Wurm: Journey to the Center of the Earth

Wurm: Journey To The Center Of The Earth

North American cover art
Developer(s) Cyclone System
Publisher(s) Asmik (NA)
SOFEL (JP)
Composer(s) Dota Ando
Platform(s) NES
Release date(s)
  • JP November 15, 1991
  • NA November 1991
Genre(s) 2D action platformer
Mode(s) Single-player
Distribution NES cartridge

Wurm: Journey to the Center of the Earth, released in Japan as Vazolder: The Underground Battle Space (地底戦空バゾルダー Chitei Sen Kū Bazorudā), is a multi-genre video game released for the Nintendo Entertainment System in 1991.

Plot

One of Captain Moby's attacks is a kick.

Strange tectonic phenomena prompt the governments of the world to send a powerful digging vehicle called the VZR (but nicknamed the Wurm) underground to investigate. Contact is lost with four VZR's with the player controlling the crew of the fifth, who discovered that the previous teams were attacked by a subterranean empire of monsters called the Nonmalta. The Nonmalta are at war with a race of peaceful humanoids called the Dinamur, and the VZR crew find themselves embroiled in the war as well.

Gameplay

The plot of this video game deals with mysterious earthquakes that emerge in the year 1999, and the government dispatches explorers in powerful digging machines called VZR's (nicknamed WURMs, but the name is never used in the game). Moby is an 18-year-old leader of one VZR's crew. While doing some research near the core of the earth, Moby and her friends discover that two races of subterranean humans have been fighting a war underground.

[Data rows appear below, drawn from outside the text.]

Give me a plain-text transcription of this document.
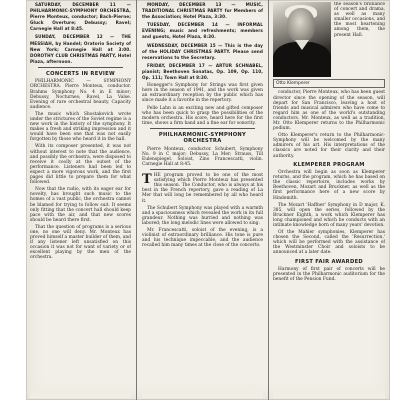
SATURDAY, DECEMBER 11 — PHILHARMONIC-SYMPHONY ORCHESTRA, Pierre Monteux, conductor; Bach-Pierne; Gluck Overture; Debussy; Ravel; Carnegie Hall at 8:45.

SUNDAY, DECEMBER 12 — THE MESSIAH, by Handel; Oratorio Society of New York; Carnegie Hall at 3:00. DOROTHY CLUB CHRISTMAS PARTY, Hotel Plaza, afternoon.

CONCERTS IN REVIEW

PHILHARMONIC — SYMPHONY ORCHESTRA. Pierre Monteux, conductor. Brahms Symphony No. 4 in E minor; Debussy, Nocturnes; Ravel, La Valse. Evening of rare orchestral beauty. Capacity audience.

The music which Shostakovich wrote under the strictures of the Soviet regime is a new work in the history of the symphony. It makes a fresh and striking impression and it would have been one that was not easily forgotten by those who heard it in the hall.

With its composer presented, it was not without interest to note that the audience, and possibly the orchestra, were disposed to receive it coolly at the outset of the performance. Listeners had been led to expect a more vigorous work, and the first pages did little to prepare them for what followed.

Now that the radio, with its eager ear for novelty, has brought such music to the homes of a vast public, the orchestra cannot be blamed for trying to follow suit. It seems only fitting that the concert hall should keep pace with the air, and that new scores should be heard there first.

That the question of programs is a serious one, no one will deny. Mr. Monteux has proved himself a master builder of them, and if any listener left unsatisfied on this occasion it was not for want of variety or of excellent playing by the men of the orchestra.

MONDAY, DECEMBER 13 — MUSIC, TRADITIONAL CHRISTMAS PARTY for Members of the Association; Hotel Plaza, 3:30.

TUESDAY, DECEMBER 14 — INFORMAL EVENING; music and refreshments; members and guests, Hotel Plaza, 8:30.

WEDNESDAY, DECEMBER 15 — This is the day of the HOLIDAY CHRISTMAS PARTY. Please send reservations to the Secretary.

FRIDAY, DECEMBER 17 — ARTUR SCHNABEL, pianist; Beethoven Sonatas, Op. 109, Op. 110, Op. 111; Town Hall at 8:30.

Honegger's Symphony for Strings was first given here in the season of 1941, and the work was given an extraordinary reception by the public which has since made it a favorite in the repertory.

Pelle Lahn is an exciting new and gifted composer who has been quick to grasp the possibilities of the modern orchestra. His score, heard here for the first time, shows a firm hand and a fine ear for sonority.

PHILHARMONIC-SYMPHONY ORCHESTRA

Pierre Monteux, conductor. Schubert, Symphony No. 9 in C major; Debussy, La Mer; Strauss, Till Eulenspiegel. Soloist, Zino Francescatti, violin. Carnegie Hall at 8:45.

THE program proved to be one of the most satisfying which Pierre Monteux has presented this season. The Conductor, who is always at his best in the French repertory, gave a reading of La Mer that will long be remembered by all who heard it.

The Schubert Symphony was played with a warmth and a spaciousness which revealed the work in its full grandeur. Nothing was hurried and nothing was labored; the long melodic lines were allowed to sing.

Mr. Francescatti, soloist of the evening, is a violinist of extraordinary brilliance. His tone is pure and his technique impeccable, and the audience recalled him many times at the close of the concerto.

the season's brilliance of concert and drama, as well as many smaller occasions, and the most heartening among them, the present Hall.

Otto Klemperer

conductor, Pierre Monteux, who has been guest director since the opening of the season, will depart for San Francisco, leaving a host of friends and musical admirers who have come to regard him as one of the world's outstanding conductors. Mr. Monteux, as well as a tradition, Mr. Otto Klemperer returns to the Philharmonic podium.

Otto Klemperer's return to the Philharmonic-Symphony will be welcomed by the many admirers of his art. His interpretations of the classics are noted for their clarity and their authority.

KLEMPERER PROGRAM

Orchestra will begin as soon as Klemperer returns, and the program, which he has based on the classic repertoire, includes works by Beethoven, Mozart and Bruckner, as well as the first performance here of a new score by Hindemith.

The Mozart 'Haffner' Symphony in D major, K. 385, will open the series, followed by the Bruckner Eighth, a work which Klemperer has long championed and which he conducts with an intimate knowledge born of many years' devotion.

Of the Mahler symphonies, Klemperer has chosen the Second, called the 'Resurrection,' which will be performed with the assistance of the Westminster Choir and soloists to be announced at a later date.

FIRST FAIR AWARDED

Harmony of first pair of concerts will be presented in the Philharmonic auditorium for the benefit of the Pension Fund.
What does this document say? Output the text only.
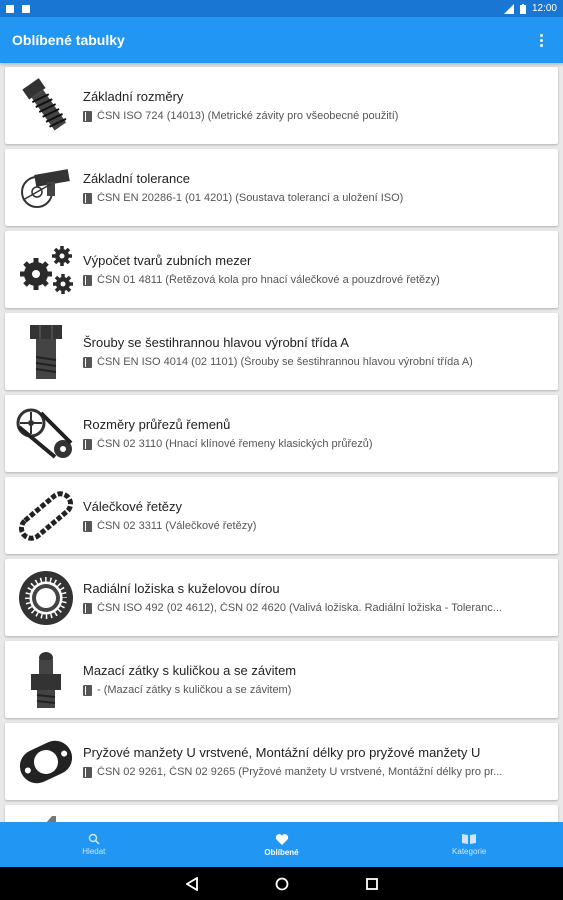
12:00
Oblíbené tabulky
Základní rozměry
ČSN ISO 724 (14013) (Metrické závity pro všeobecné použití)
Základní tolerance
ČSN EN 20286-1 (01 4201) (Soustava tolerancí a uložení ISO)
Výpočet tvarů zubních mezer
ČSN 01 4811 (Řetězová kola pro hnací válečkové a pouzdrové řetězy)
Šrouby se šestihrannou hlavou výrobní třída A
ČSN EN ISO 4014 (02 1101) (Šrouby se šestihrannou hlavou výrobní třída A)
Rozměry průřezů řemenů
ČSN 02 3110 (Hnací klínové řemeny klasických průřezů)
Válečkové řetězy
ČSN 02 3311 (Válečkové řetězy)
Radiální ložiska s kuželovou dírou
ČSN ISO 492 (02 4612), ČSN 02 4620 (Valivá ložiska. Radiální ložiska - Toleranc...
Mazací zátky s kuličkou a se závitem
- (Mazací zátky s kuličkou a se závitem)
Pryžové manžety U vrstvené, Montážní délky pro pryžové manžety U
ČSN 02 9261, ČSN 02 9265 (Pryžové manžety U vrstvené, Montážní délky pro pr...
Hledat	Oblíbené	Kategorie
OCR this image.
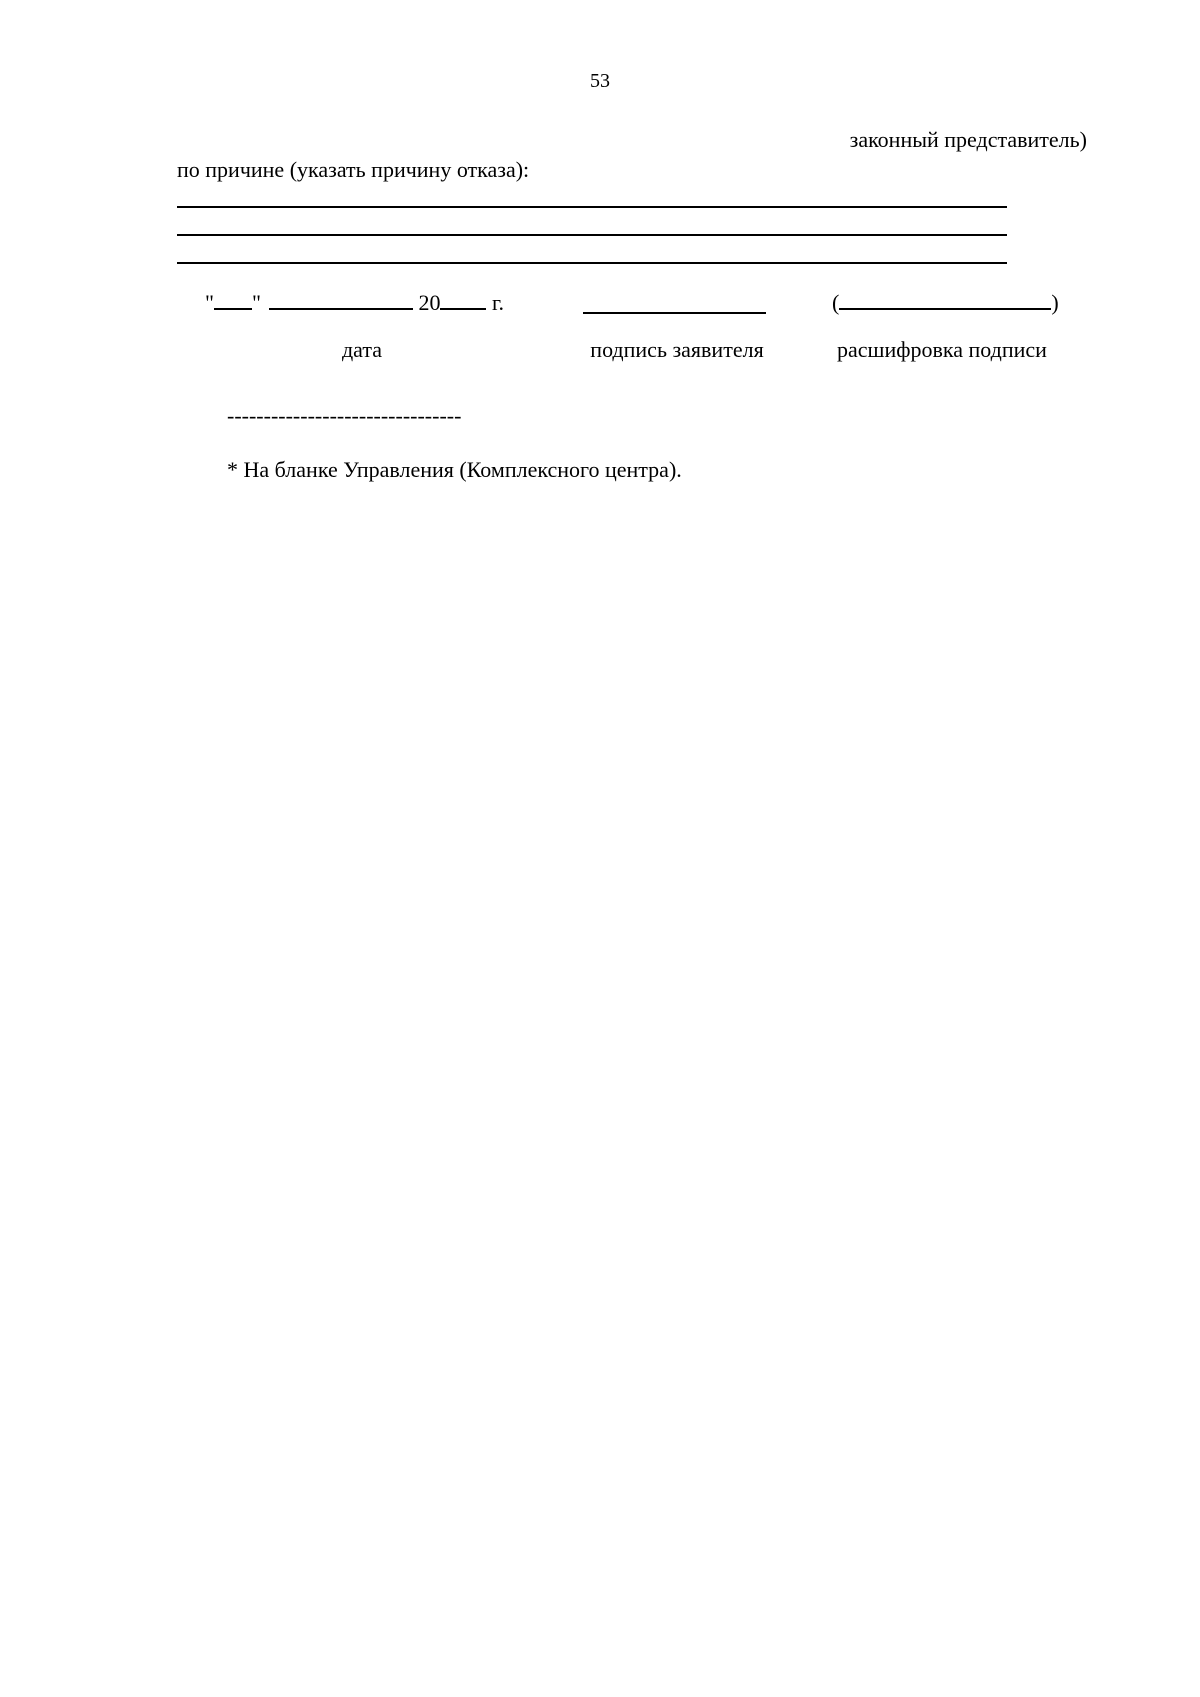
53
законный представитель)
по причине (указать причину отказа):
" "	20 г.	(	)
дата	подпись заявителя	расшифровка подписи
--------------------------------
* На бланке Управления (Комплексного центра).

Moby must leave her vehicle in certain sections of the game to fight the enemies in a side-scrolling fashion. Moby's set of combat skills include a karate kick, jump and the use of a firearm. Players lose the game if they run out of either fuel or energy in the life bar.

WURM has a variety of different styles of play, with side-scrolling travel stages in the VZR, overhead shooting levels, levels where Moby leaves the vehicle to explore underground ruins, and first-person shooting levels with boss monsters. Boss monsters have a probability meter that has to be raised up to 100% before that enemy can be eliminated. More characters join the crew over the course of the game.

Reception

Allgame gave Wurm: Journey to the Center of the Earth an overall rating of 3 stars out of an overall 5. Nintendo Power gave the game a rating of 4 out of 5 in their September 1991 issue while GamePro assigned the game a 3 out of 5 article two months later.